Existing Gaussian inverse rendering methods estimate BRDF parameters independently for each primitive, resulting in an under-constrained material recovery problem, while palette-based approaches operate solely in RGB space and lack physical plausibility. This work proposes a global material palette-based decomposition framework that maps pixels to a shared set of BRDF prototypes via a continuous spatial material field. By jointly optimizing the material field, the BRDF palette, and environmental illumination, our method achieves physically plausible relighting, efficient material editing, and cross-region material transfer, while recovering a compact and spatially coherent material representation.

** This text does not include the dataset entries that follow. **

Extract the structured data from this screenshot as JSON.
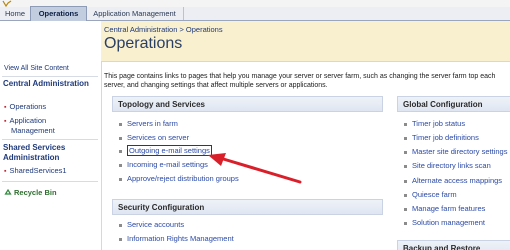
{
  "tabs": {
    "home": "Home",
    "operations": "Operations",
    "app_management": "Application Management"
  },
  "sidebar": {
    "view_all": "View All Site Content",
    "central_admin": "Central Administration",
    "items": [
      {
        "label": "Operations"
      },
      {
        "label": "Application Management"
      }
    ],
    "shared_services": "Shared Services Administration",
    "shared_items": [
      {
        "label": "SharedServices1"
      }
    ],
    "recycle_bin": "Recycle Bin"
  },
  "header": {
    "breadcrumb": "Central Administration > Operations",
    "title": "Operations"
  },
  "description": "This page contains links to pages that help you manage your server or server farm, such as changing the server farm top each server, and changing settings that affect multiple servers or applications.",
  "sections": {
    "topology": {
      "title": "Topology and Services",
      "links": [
        "Servers in farm",
        "Services on server",
        "Outgoing e-mail settings",
        "Incoming e-mail settings",
        "Approve/reject distribution groups"
      ]
    },
    "security": {
      "title": "Security Configuration",
      "links": [
        "Service accounts",
        "Information Rights Management"
      ]
    },
    "global": {
      "title": "Global Configuration",
      "links": [
        "Timer job status",
        "Timer job definitions",
        "Master site directory settings",
        "Site directory links scan",
        "Alternate access mappings",
        "Quiesce farm",
        "Manage farm features",
        "Solution management"
      ]
    },
    "backup": {
      "title": "Backup and Restore"
    }
  },
  "colors": {
    "header_bg": "#f9f0d0",
    "link": "#2b4aa6",
    "annotation_arrow": "#d9202a",
    "sidebar_bullet": "#c0282f"
  }
}
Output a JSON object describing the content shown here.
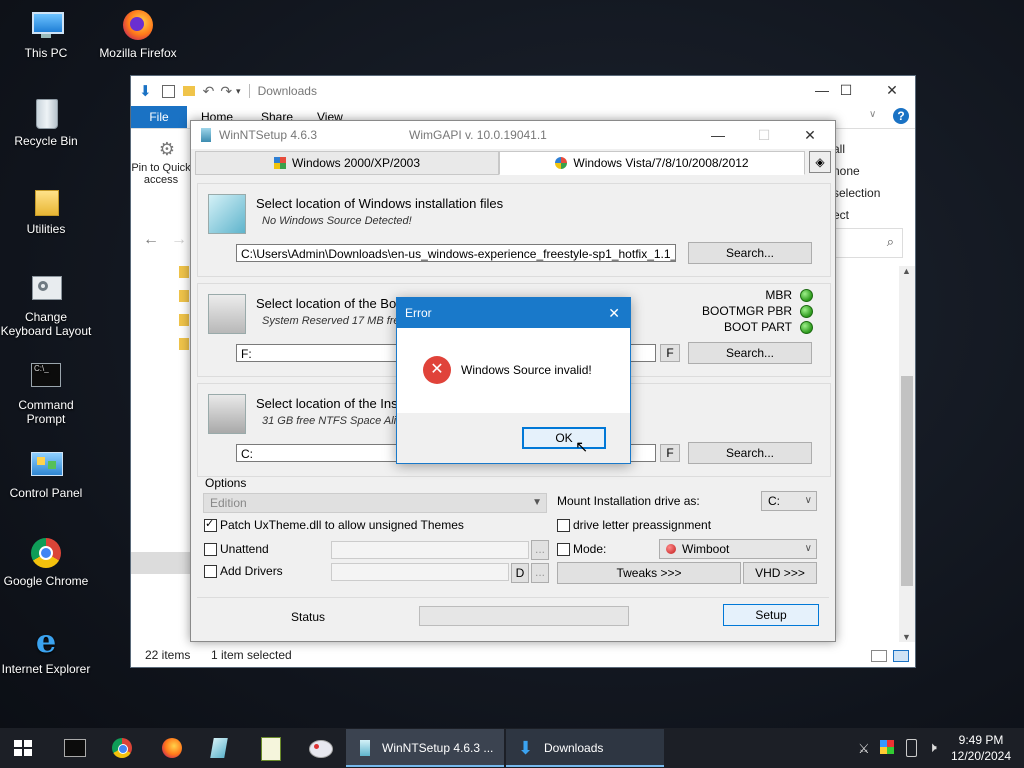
{
  "desktop": {
    "icons": [
      {
        "label": "This PC"
      },
      {
        "label": "Mozilla Firefox"
      },
      {
        "label": "Recycle Bin"
      },
      {
        "label": "Utilities"
      },
      {
        "label": "Change Keyboard Layout"
      },
      {
        "label": "Command Prompt"
      },
      {
        "label": "Control Panel"
      },
      {
        "label": "Google Chrome"
      },
      {
        "label": "Internet Explorer"
      }
    ]
  },
  "explorer": {
    "title": "Downloads",
    "ribbon": {
      "file": "File",
      "home": "Home",
      "share": "Share",
      "view": "View"
    },
    "pin_label": "Pin to Quick access",
    "right_frag": {
      "a": "all",
      "b": "none",
      "c": "selection",
      "d": "ect"
    },
    "status_items": "22 items",
    "status_selected": "1 item selected"
  },
  "wntsetup": {
    "title": "WinNTSetup 4.6.3",
    "api": "WimGAPI v. 10.0.19041.1",
    "tabs": [
      "Windows 2000/XP/2003",
      "Windows Vista/7/8/10/2008/2012"
    ],
    "source": {
      "title": "Select location of Windows installation files",
      "status": "No Windows Source Detected!",
      "path": "C:\\Users\\Admin\\Downloads\\en-us_windows-experience_freestyle-sp1_hotfix_1.1_",
      "search": "Search..."
    },
    "boot": {
      "title": "Select location of the Bo",
      "status": "System Reserved 17 MB free",
      "path": "F:",
      "f": "F",
      "search": "Search...",
      "leds": [
        "MBR",
        "BOOTMGR PBR",
        "BOOT PART"
      ]
    },
    "install": {
      "title": "Select location of the Ins",
      "status": "31 GB free NTFS Space Align",
      "path": "C:",
      "f": "F",
      "search": "Search..."
    },
    "options": {
      "label": "Options",
      "edition": "Edition",
      "mount_label": "Mount Installation drive as:",
      "mount_value": "C:",
      "patch": "Patch UxTheme.dll to allow unsigned Themes",
      "drive_letter": "drive letter preassignment",
      "unattend": "Unattend",
      "mode": "Mode:",
      "mode_value": "Wimboot",
      "add_drivers": "Add Drivers",
      "d": "D",
      "dots": "...",
      "tweaks": "Tweaks >>>",
      "vhd": "VHD >>>"
    },
    "status_label": "Status",
    "setup": "Setup"
  },
  "error_dialog": {
    "title": "Error",
    "message": "Windows Source invalid!",
    "ok": "OK"
  },
  "taskbar": {
    "apps": [
      {
        "label": "WinNTSetup 4.6.3 ..."
      },
      {
        "label": "Downloads"
      }
    ],
    "time": "9:49 PM",
    "date": "12/20/2024"
  }
}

We present MaterialClusterGS, a palette-based material decomposition framework for 2D Gaussian Splatting that enables physically based relighting and material editing. Existing Gaussian inverse rendering methods typically assign independent BRDF parameters to individual primitives. While flexible, this local fitting strategy makes material recovery highly under-constrained: shadows, indirect illumination, geometric errors, and visibility residuals can be absorbed into thousands of slightly different local material estimates. Meanwhile, recent palette-based appearance methods operate solely in RGB space without modeling physical materials or illumination. To bridge this gap, we represent scene materials using a compact global palette of shared BRDF prototypes assigned via a continuous spatial material field. Without shared material structure, editing one region does not propagate consistently to others of the same material, making per-primitive decompositions impractical for editing. We jointly optimize the material field, palette prototypes, and environment lighting under a physically based rendering objective. The resulting framework recovers compact, spatially coherent attributes directly usable for material editing, relighting, and transfer.